Role of the Active Site Cysteine of DpgA, a Bacterial Type III Polyketide Synthase

Abstract
DpgA is a bacterial type III polyketide synthase (PKS) that decarboxylates and condenses four malonyl-CoA molecules to produce 3,5-dihydroxyphenylacetyl-CoA (DPA-CoA) in the biosynthetic pathway to 3,5-dihydroxyphenylglycine, a key nonproteinogenic residue in the vancomycin family of antibiotics. DpgA has the conserved catalytic triad of Cys/His/Asn typical of type III PKS enzymes, and has been assumed to use Cys160 as the catalytic nucleophile to create a series of elongating acyl-S-enzyme intermediates prior to the C8 to C3 cyclization step.

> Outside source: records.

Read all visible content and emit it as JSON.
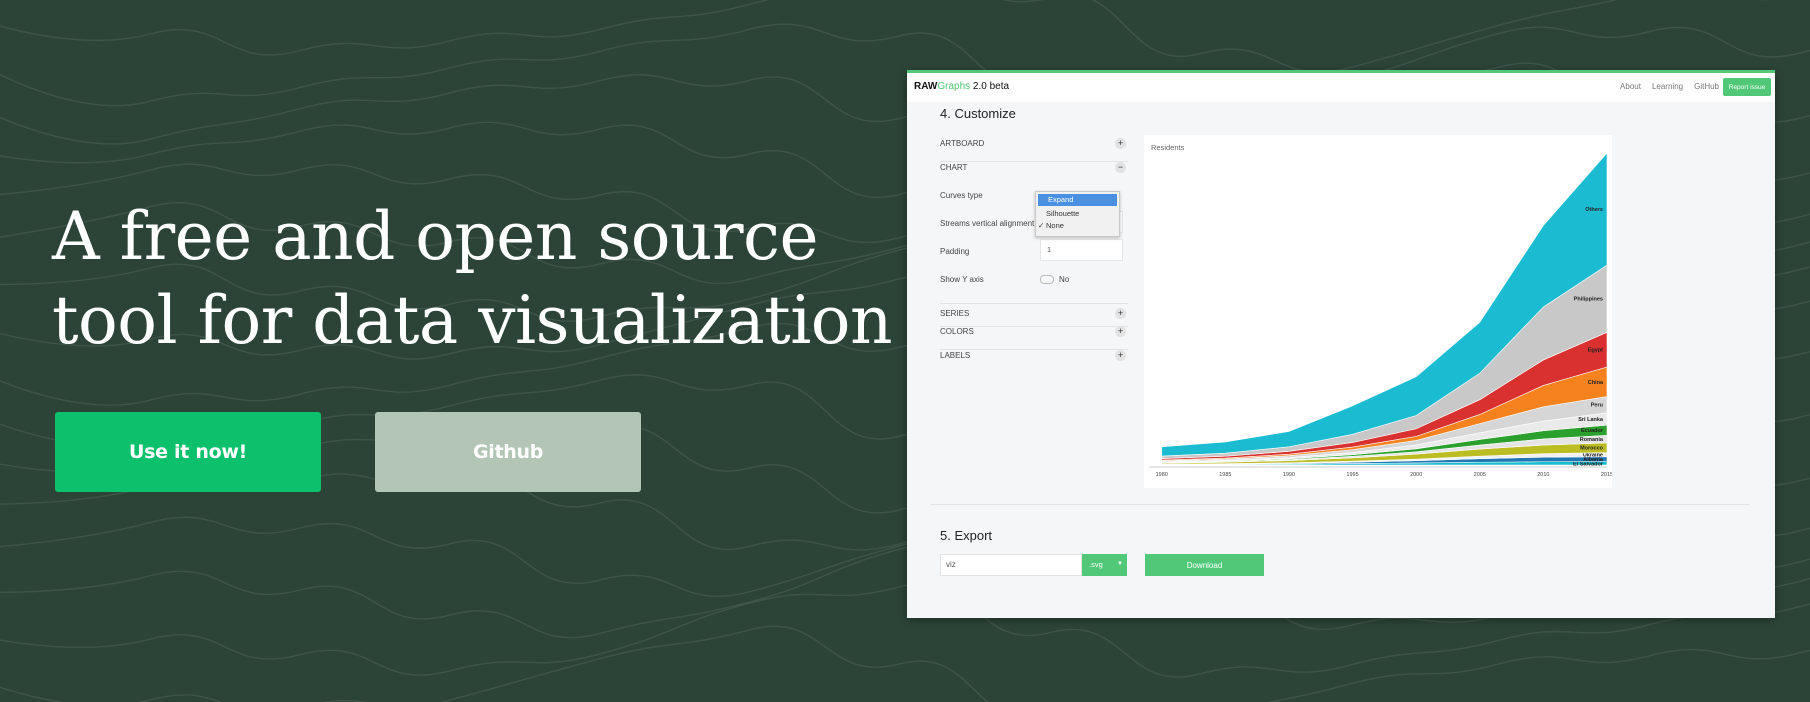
{
  "hero": {
    "title_line1": "A free and open source",
    "title_line2": "tool for data visualization",
    "primary_button": "Use it now!",
    "secondary_button": "Github"
  },
  "app": {
    "logo_bold": "RAW",
    "logo_green": "Graphs",
    "logo_version": "2.0 beta",
    "nav": [
      "About",
      "Learning",
      "GitHub"
    ],
    "report_button": "Report issue",
    "customize_title": "4. Customize",
    "sections": {
      "artboard": "ARTBOARD",
      "chart": "CHART",
      "series": "SERIES",
      "colors": "COLORS",
      "labels": "LABELS"
    },
    "chart_options": {
      "curves_type_label": "Curves type",
      "streams_alignment_label": "Streams vertical alignment",
      "padding_label": "Padding",
      "padding_value": "1",
      "show_y_axis_label": "Show Y axis",
      "show_y_axis_value": "No"
    },
    "dropdown_options": [
      "Expand",
      "Silhouette",
      "None"
    ],
    "dropdown_checked": "✓",
    "export_title": "5. Export",
    "export_filename": "viz",
    "export_format": ".svg",
    "download_button": "Download"
  },
  "colors": {
    "background": "#2c4438",
    "primary": "#0dc06c",
    "secondary": "#b3c5b5",
    "raw_green": "#50c878"
  },
  "chart_data": {
    "type": "area",
    "title": "Residents",
    "x": [
      1980,
      1985,
      1990,
      1995,
      2000,
      2005,
      2010,
      2015
    ],
    "xlim": [
      1979,
      2015
    ],
    "series": [
      {
        "name": "Others",
        "color": "#1bbcd2",
        "values": [
          90,
          110,
          150,
          280,
          380,
          500,
          800,
          1100
        ]
      },
      {
        "name": "Philippines",
        "color": "#c8c8c8",
        "values": [
          25,
          30,
          45,
          80,
          130,
          260,
          520,
          660
        ]
      },
      {
        "name": "Egypt",
        "color": "#d93030",
        "values": [
          14,
          18,
          28,
          45,
          75,
          145,
          250,
          340
        ]
      },
      {
        "name": "China",
        "color": "#f5821f",
        "values": [
          8,
          10,
          15,
          25,
          40,
          90,
          210,
          290
        ]
      },
      {
        "name": "Peru",
        "color": "#d6d6d6",
        "values": [
          10,
          12,
          18,
          28,
          44,
          90,
          140,
          160
        ]
      },
      {
        "name": "Sri Lanka",
        "color": "#eaeaea",
        "values": [
          6,
          8,
          12,
          22,
          38,
          65,
          95,
          120
        ]
      },
      {
        "name": "Ecuador",
        "color": "#2ca02c",
        "values": [
          4,
          6,
          9,
          16,
          30,
          55,
          80,
          100
        ]
      },
      {
        "name": "Romania",
        "color": "#e5e5e5",
        "values": [
          3,
          5,
          8,
          14,
          22,
          40,
          60,
          75
        ]
      },
      {
        "name": "Morocco",
        "color": "#bcbd22",
        "values": [
          10,
          14,
          22,
          34,
          50,
          70,
          85,
          95
        ]
      },
      {
        "name": "Ukraine",
        "color": "#f0f0f0",
        "values": [
          2,
          3,
          5,
          9,
          15,
          24,
          34,
          40
        ]
      },
      {
        "name": "Albania",
        "color": "#1f77b4",
        "values": [
          2,
          4,
          8,
          14,
          22,
          35,
          45,
          48
        ]
      },
      {
        "name": "El Salvador",
        "color": "#17becf",
        "values": [
          4,
          6,
          9,
          14,
          20,
          27,
          32,
          34
        ]
      }
    ]
  }
}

Incubation of purified DpgA with [14C]-malonyl-CoA followed by acid quench during turnover leads to accumulation of 10−15% of the DpgA molecules covalently acylated. Mutation of the active site Cys160 to Ala abrogated detectable covalent acylation, but the C160A mutant retained 50% of the Vmax for DPA-CoA formation, with a kcat still at 0.5 catalytic turnovers/min. For comparison, a C190A mutant retained wild-type activity, while the H296A mutant, in which the side chain of the presumed catalytic His is removed, had a 6-fold drop in kcat. During turnover, purified DpgA produced 1.2 equivalents of acetyl-CoA for each DPA-CoA, indicating 23% uncoupled decarboxylation competing with condensative C−C coupling. The C160A mutant showed an increased partition ratio for malonyl-CoA decarboxylation to acetyl-CoA vs condensation to DPA-CoA, reflecting more uncoupling in the mutant enzyme. The Cys-to-Ala mutant thus shows the unexpected result that, when the normal acyl-S-enzyme mechanism for this type III PKS elongation/cyclization catalyst is removed, it can still carry out the regioselective construction of the eight-carbon DPA-CoA skeleton with surprising efficiency.